Amid a decade-long drought, water storage on the Rio Grande in New Mexico has plummeted. In coming weeks, Elephant Butte is expected to dip to five percent of capacity; all stored water designated for farming and urban needs will be completely exhausted, according to the Bureau of Reclamation.
Until a string of wet years restocks the reservoirs, agricultural producers and urban residents will have to make do with whatever flows through the rivers and make up shortfalls with groundwater, an expensive and potentially unsustainable practice that is spurring novel efforts to corral monsoon rains in order to boost supplies.
Water stored in Elephant Butte Reservoir (as a percent of its full capacity of 2.195 million acre-feet) at the beginning of the water year on October 1. Graph by Climate.Gov team, data courtesy of the U.S. Bureau of Reclamation.
On the Rio Grande—historically the wellspring for more than five million people in Colorado, New Mexico, Texas, and Mexico—coping with scarcity has become a reality, and water management and use in the region may be a leading example of how to adapt to drier times.
Water Use
The Rio Grande flows about 1,800 miles from the peaks of southern Colorado to the Gulf of Mexico, forming a long stretch of the international border between the United States and Mexico.

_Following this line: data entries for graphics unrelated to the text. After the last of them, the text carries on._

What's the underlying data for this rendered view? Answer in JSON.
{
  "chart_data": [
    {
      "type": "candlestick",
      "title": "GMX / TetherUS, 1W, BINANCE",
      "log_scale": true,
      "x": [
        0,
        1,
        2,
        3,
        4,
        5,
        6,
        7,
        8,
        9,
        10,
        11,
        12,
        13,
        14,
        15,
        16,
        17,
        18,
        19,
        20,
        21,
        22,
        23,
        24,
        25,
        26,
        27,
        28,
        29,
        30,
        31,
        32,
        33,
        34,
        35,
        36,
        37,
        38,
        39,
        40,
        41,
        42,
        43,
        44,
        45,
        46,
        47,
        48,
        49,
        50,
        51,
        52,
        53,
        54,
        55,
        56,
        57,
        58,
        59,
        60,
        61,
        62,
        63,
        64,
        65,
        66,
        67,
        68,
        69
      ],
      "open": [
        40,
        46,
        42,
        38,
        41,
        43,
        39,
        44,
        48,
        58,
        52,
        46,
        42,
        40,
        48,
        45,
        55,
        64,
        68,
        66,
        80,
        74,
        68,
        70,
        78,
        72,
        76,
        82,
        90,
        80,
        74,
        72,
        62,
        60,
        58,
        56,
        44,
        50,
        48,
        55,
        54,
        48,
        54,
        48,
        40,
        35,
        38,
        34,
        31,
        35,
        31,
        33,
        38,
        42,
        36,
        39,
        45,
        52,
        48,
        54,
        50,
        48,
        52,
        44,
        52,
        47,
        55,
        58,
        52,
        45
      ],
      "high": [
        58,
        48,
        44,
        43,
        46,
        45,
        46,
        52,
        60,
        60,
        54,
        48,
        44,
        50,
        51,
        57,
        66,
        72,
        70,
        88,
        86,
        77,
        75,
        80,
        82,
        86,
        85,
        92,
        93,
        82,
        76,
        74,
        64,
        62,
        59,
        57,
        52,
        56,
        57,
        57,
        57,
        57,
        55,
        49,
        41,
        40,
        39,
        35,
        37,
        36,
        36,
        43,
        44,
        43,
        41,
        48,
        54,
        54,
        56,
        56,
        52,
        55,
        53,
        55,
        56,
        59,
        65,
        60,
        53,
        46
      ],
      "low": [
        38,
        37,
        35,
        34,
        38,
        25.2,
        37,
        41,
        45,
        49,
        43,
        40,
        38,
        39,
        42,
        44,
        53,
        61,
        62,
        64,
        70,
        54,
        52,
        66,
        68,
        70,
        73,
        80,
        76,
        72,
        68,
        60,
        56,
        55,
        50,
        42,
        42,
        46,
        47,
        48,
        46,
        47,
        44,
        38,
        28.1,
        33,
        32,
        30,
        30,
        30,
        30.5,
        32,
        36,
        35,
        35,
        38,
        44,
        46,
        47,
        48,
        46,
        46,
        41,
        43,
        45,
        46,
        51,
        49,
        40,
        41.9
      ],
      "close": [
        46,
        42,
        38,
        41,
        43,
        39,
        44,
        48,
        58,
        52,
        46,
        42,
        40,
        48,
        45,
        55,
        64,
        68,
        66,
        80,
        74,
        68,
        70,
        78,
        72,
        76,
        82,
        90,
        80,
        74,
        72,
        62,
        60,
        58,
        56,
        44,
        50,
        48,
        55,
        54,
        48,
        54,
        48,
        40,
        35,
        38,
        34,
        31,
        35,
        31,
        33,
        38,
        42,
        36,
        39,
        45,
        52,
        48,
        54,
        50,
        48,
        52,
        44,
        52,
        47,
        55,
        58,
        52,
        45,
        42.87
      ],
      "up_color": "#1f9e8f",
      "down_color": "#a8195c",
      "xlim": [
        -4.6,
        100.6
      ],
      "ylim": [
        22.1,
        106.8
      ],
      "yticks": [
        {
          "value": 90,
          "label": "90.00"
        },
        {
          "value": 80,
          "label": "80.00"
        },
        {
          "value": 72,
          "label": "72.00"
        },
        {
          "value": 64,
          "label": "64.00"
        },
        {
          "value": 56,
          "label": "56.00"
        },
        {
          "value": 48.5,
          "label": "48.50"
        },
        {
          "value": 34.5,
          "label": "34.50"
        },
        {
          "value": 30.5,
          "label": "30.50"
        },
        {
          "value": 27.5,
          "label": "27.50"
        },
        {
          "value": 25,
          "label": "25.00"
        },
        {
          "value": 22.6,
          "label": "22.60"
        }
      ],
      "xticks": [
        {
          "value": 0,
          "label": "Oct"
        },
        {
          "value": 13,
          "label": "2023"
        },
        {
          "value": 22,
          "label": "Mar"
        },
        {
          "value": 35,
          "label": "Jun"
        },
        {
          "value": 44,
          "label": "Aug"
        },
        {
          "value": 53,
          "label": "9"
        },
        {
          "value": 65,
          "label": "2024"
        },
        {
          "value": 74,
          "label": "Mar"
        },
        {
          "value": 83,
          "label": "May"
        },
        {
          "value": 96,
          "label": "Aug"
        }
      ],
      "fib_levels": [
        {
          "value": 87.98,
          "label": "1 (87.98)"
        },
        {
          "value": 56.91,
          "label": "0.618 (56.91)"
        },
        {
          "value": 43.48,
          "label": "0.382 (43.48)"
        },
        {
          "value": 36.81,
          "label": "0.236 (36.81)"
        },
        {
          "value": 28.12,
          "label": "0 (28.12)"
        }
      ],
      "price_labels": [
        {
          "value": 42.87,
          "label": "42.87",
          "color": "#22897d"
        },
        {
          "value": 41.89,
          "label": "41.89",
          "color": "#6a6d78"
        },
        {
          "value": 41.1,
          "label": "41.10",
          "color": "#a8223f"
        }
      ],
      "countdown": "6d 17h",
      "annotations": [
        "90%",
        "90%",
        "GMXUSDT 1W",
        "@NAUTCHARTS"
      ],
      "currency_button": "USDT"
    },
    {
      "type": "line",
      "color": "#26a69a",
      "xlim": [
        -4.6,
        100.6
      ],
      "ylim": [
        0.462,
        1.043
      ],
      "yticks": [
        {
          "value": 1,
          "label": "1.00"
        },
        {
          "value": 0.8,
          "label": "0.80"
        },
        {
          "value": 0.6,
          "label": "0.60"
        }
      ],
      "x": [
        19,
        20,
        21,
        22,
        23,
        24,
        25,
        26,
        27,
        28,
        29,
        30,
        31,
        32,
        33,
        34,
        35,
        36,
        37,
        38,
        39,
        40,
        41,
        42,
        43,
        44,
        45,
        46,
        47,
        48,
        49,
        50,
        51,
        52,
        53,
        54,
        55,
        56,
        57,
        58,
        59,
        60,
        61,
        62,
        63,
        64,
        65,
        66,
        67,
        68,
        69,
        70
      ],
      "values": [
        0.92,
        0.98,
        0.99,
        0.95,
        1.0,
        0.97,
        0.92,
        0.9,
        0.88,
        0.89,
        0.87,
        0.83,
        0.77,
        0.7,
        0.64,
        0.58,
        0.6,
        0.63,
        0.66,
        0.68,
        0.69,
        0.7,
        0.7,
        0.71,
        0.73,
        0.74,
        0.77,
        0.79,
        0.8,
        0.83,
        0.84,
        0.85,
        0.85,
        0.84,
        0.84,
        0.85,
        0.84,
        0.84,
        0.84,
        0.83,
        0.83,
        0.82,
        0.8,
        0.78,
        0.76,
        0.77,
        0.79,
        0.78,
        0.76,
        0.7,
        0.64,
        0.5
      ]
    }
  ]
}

People use the water for different things along different stretches of the river. In northern New Mexico, Rio Grande water supplies a substantial portion of urban water needs for Albuquerque, while irrigation draws the most water in the middle and southern parts of the watershed in the state.
The Rio Grande provides water for more than five million people in Colorado, New Mexico, Texas, and Mexico. In New Mexico, it supplies a substantial portion of water for urban needs and irrigation, among other uses.
Managed by the U.S. Bureau of Reclamation, Elephant Butte is New Mexico’s largest reservoir on the Rio Grande, with a capacity of about 2 million acre-feet of water. (An acre-foot covers one acre of land in one foot of water and satisfies, on average, the annual water needs of about eight Albuquerque residents.) About 25 miles down river, Caballo Reservoir can impound an additional 350,000 acre-feet. In a good year, these reservoirs together release about 790,000 acre-feet; 416,000 is allocated to the Elephant Butte Irrigation District in southern New Mexico, and 314,000 and 60,000 acre-feet are passed to Texas and Mexico, respectively.
When flows in the river and storage in Elephant Butte and Caballo reservoirs are sufficient, the district doles out a full irrigation allotment of 3 feet of water per acre of land. In some years, they’ve allocated more; recently, allocation has been a lot less.
“In about 1979, we began a 24-year full-supply of surface water,” said Gary Esslinger, director of the Elephant Butte Irrigation District. “We had plenty of snowpack runoff. The lakes were full. We were just over our heads in surface water.”
In 2003, drought set in. It was a wake-up call, Esslinger said.